Par conséquent, les étudiants manifestent régulièrement à ce sujet, et c’est souvent violent. Mais c’est la première fois qu’un étudiant est tué au cours de heurts à Saint-Louis. Jusqu’à présent, ça n’avait jamais été aussi violent. Je ne comprends pas pourquoi les autorités attendent toujours qu’il y ait des manifestations pour verser les bourses… Là, il y a quand même eu un mort, des blessés graves et d’importants dégâts matériels, c’est inadmissible.

Un pneu qui brûle dans les rues de Saint-Louis. Vidéo tournée mardi 15 mai par un ami de Petit Ndiaye.

 

Un mort, tué "par balle" selon les étudiants

En fin de journée, le porte-parole du gouvernement a confirmé qu’un étudiant en 2e année de lettres modernes avait été tué au cours des affrontements. Il a aussi indiqué qu’une vingtaine de personnes avaient été blessées, "dont 18 du côté des forces de sécurité".

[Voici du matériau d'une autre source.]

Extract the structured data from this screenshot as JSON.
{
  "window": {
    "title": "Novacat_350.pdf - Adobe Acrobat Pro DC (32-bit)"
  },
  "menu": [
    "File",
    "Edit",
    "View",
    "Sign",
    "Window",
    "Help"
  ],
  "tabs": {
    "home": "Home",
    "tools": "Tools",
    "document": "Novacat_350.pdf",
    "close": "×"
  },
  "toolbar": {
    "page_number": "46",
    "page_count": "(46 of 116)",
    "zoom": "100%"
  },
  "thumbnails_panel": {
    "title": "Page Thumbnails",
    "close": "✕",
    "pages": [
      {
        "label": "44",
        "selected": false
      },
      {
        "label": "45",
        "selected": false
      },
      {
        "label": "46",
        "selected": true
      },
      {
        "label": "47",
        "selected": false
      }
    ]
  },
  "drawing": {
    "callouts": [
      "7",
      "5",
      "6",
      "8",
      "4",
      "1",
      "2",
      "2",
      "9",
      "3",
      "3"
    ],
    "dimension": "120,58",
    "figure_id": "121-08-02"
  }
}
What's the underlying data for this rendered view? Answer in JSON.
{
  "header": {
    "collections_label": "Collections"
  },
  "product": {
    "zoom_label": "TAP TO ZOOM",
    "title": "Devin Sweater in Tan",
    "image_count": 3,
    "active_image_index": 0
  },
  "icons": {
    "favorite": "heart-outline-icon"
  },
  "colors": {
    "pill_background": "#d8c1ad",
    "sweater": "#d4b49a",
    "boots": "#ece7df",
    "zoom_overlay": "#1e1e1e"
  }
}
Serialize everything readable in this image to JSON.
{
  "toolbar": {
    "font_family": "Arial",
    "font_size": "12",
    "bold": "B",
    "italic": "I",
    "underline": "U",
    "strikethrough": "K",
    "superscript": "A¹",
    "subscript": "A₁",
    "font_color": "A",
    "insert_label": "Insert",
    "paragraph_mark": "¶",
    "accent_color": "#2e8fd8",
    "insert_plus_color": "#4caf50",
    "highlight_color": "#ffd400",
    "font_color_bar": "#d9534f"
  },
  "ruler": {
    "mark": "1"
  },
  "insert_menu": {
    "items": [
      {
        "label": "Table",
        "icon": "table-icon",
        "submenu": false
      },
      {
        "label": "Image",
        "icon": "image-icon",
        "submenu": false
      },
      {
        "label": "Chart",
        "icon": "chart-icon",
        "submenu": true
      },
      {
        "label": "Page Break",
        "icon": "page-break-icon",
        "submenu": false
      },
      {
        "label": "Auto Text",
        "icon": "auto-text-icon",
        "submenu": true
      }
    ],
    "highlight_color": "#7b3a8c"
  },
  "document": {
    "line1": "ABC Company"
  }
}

Il a assuré que le procureur de la République avait "diligenté l’ouverture d’une information judiciaire" afin de faire la lumière concernant le décès de l'étudiant et assuré qu’une autopsie était en cours. De leur côté, des sources estudiantines ont affirmé à l’AFP qu'il avait été tué "par balle", une version également reprise par le quotidien "Enquête" à Dakar.

Après l’annonce de la mort de cet étudiant, des manifestations violentes ont éclaté dans d’autres universités sénégalaises, à Dakar, Ziguinchor et Bambey.

Le dernier cas d’étudiant tué lors d’affrontements avec les forces de l’ordre au Sénégal remonte à 2014. À l’époque, des violences avaient également éclaté en raison du retard dans le versement des bourses universitaires.

Dans un communiqué commun, la Ligue sénégalaise des droits humains, la Rencontre africaine pour la défense des droits de l'Homme et Amnesty International Sénégal ont d’ailleurs déploré les "retards récurrents dans le paiement des bourses", "principale cause de la violence dans les universités".

Concernant l’année 2018, le porte-parole du gouvernement a assuré que ce retard était dû à la mise en place d’une nouvelle procédure de paiement, via une plateforme numérique.

Le rectorat de l'Université, au lendemain des violences. Photos prises mercredi 16 mai par Petit Ndiaye.